Mirage Dancer landed the G1 Metropolitan Handicap at Royal Randwick on Saturday on a significant day in Australia for his breeders, Juddmonte Farms, and his sire, Frankel.
This victory under Nash Rawiller represents the 6-year-old’s breakthrough at G1 level, as well as a first success since showing early promise for the Trent Busuttin-Natalie Young Australian partnership when finishing a close third in the G1 Caulfield Cup on his Southern Hemisphere debut last October.
Formerly trained in Britain by Sir Michael Stoute, the Juddmonte Farms homebred was a familiar sight at the summer festivals in the UK. His crowning moment for Stoute was when he won the G3 Glorious Stakes at the Goodwood Festival by 3½ lengths from G2 winner and G1-placed Red Verdon.
Mirage Dancer is an 11th G1 winner for Frankel who, last month, reached 40 Group winners quicker than any other European sire in the history of the Pattern.
Frankel also secured G1 placings on Saturday with fellow Juddmonte-bred Finche, who finished third in the Turnbull Stakes at Flemington, and Hungry Heart, who was second by a head in the Flight Stakes at Randwick.
Mirage Dancer is the fifth foal to race out of Heat Haze, who is out of influential broodmare Hasili and thus a half-sister to former Banstead Manor Stud stallions Dansili, Champs Elysees and Cacique. Heat Haze is still fulfilling broodmare duties at 21 and has a full-sister to Mirage Dancer currently at foot.
Reflecting on the sale of Mirage Dancer to Australia, Juddmonte Farms’ Simon Mockridge said, “We kept him in training as a 5-year-old, so it’s not that we had lost faith in the horse – we always knew he was capable of winning at this level – but there comes a time where you have to move on.”
Mockridge was quick to highlight the significance of this day for his sire, too. “It’s been an extraordinary morning. It’s fantastic. Frankel only has a very small representation down in Australia, so it is a significant day for him.”
He added, “It is down to the toughness and durability of the sire. That’s what he puts into the stock. We are incredibly lucky and blessed to have a horse like Frankel retire to stud. He is a stallion for the future.”

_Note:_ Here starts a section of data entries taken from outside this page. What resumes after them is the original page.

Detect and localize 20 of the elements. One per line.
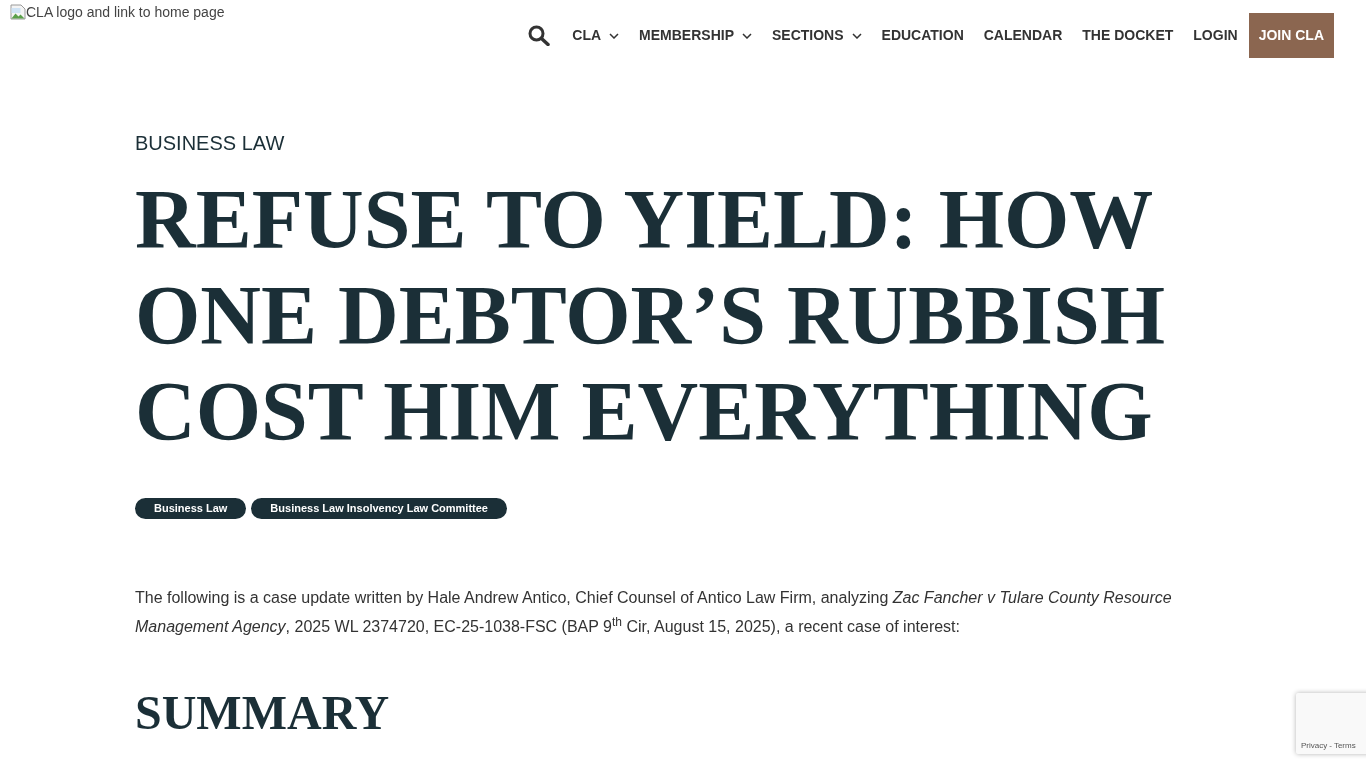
nav-link[interactable]: CLA bbox=[562, 25, 630, 46]
nav-link[interactable]: THE DOCKET bbox=[1072, 25, 1184, 46]
nav-link[interactable]: SECTIONS bbox=[762, 25, 872, 46]
intro-paragraph: The following is a case update written by Hale Andrew Antico, Chief Counsel of Antico Law Firm, analyzing Zac Fancher v Tulare County Resource Management Agency, 2025 WL 2374720, EC-25-1038-FSC (BAP 9$^{th}$ Cir, August 15, 2025), a recent case of interest: bbox=[135, 588, 1173, 637]
article-title: REFUSE TO YIELD: HOW ONE DEBTOR’S RUBBISH COST HIM EVERYTHING bbox=[135, 172, 1167, 460]
nav-link[interactable]: CALENDAR bbox=[973, 25, 1073, 46]
broken-image-icon bbox=[10, 4, 26, 20]
tag-pill[interactable]: Business Law bbox=[135, 498, 247, 519]
nav-link[interactable]: EDUCATION bbox=[871, 25, 974, 46]
join-cla-button[interactable]: JOIN CLA bbox=[1248, 13, 1334, 58]
tag-pill[interactable]: Business Law Insolvency Law Committee bbox=[251, 498, 507, 519]
section-heading: SUMMARY bbox=[135, 685, 391, 741]
nav-link[interactable]: MEMBERSHIP bbox=[629, 25, 762, 46]
category-label: BUSINESS LAW bbox=[135, 131, 286, 155]
nav-link[interactable]: LOGIN bbox=[1183, 25, 1248, 46]
privacy-link[interactable]: Privacy bbox=[1301, 741, 1328, 751]
search-button[interactable] bbox=[528, 25, 551, 46]
link-separator: - bbox=[1329, 741, 1332, 751]
terms-link[interactable]: Terms bbox=[1333, 741, 1356, 751]
logo-alt-text[interactable]: CLA logo and link to home page bbox=[26, 4, 225, 20]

When asked about the full-sister and family, Mockridge said, “Mirage Dancer was a big, scopey horse. She is finer but has a lot of quality. We like her a lot. This is a wonderful family. She [Heat Haze] is a multiple Group 1 winner herself and comes from that great Hasili family. It’s nice that she has now produced a Group 1 winner herself.
“She [Hasili] was an extraordinary mare. It’s not just her influence on Juddmonte, it’s her influence on the general stud book.”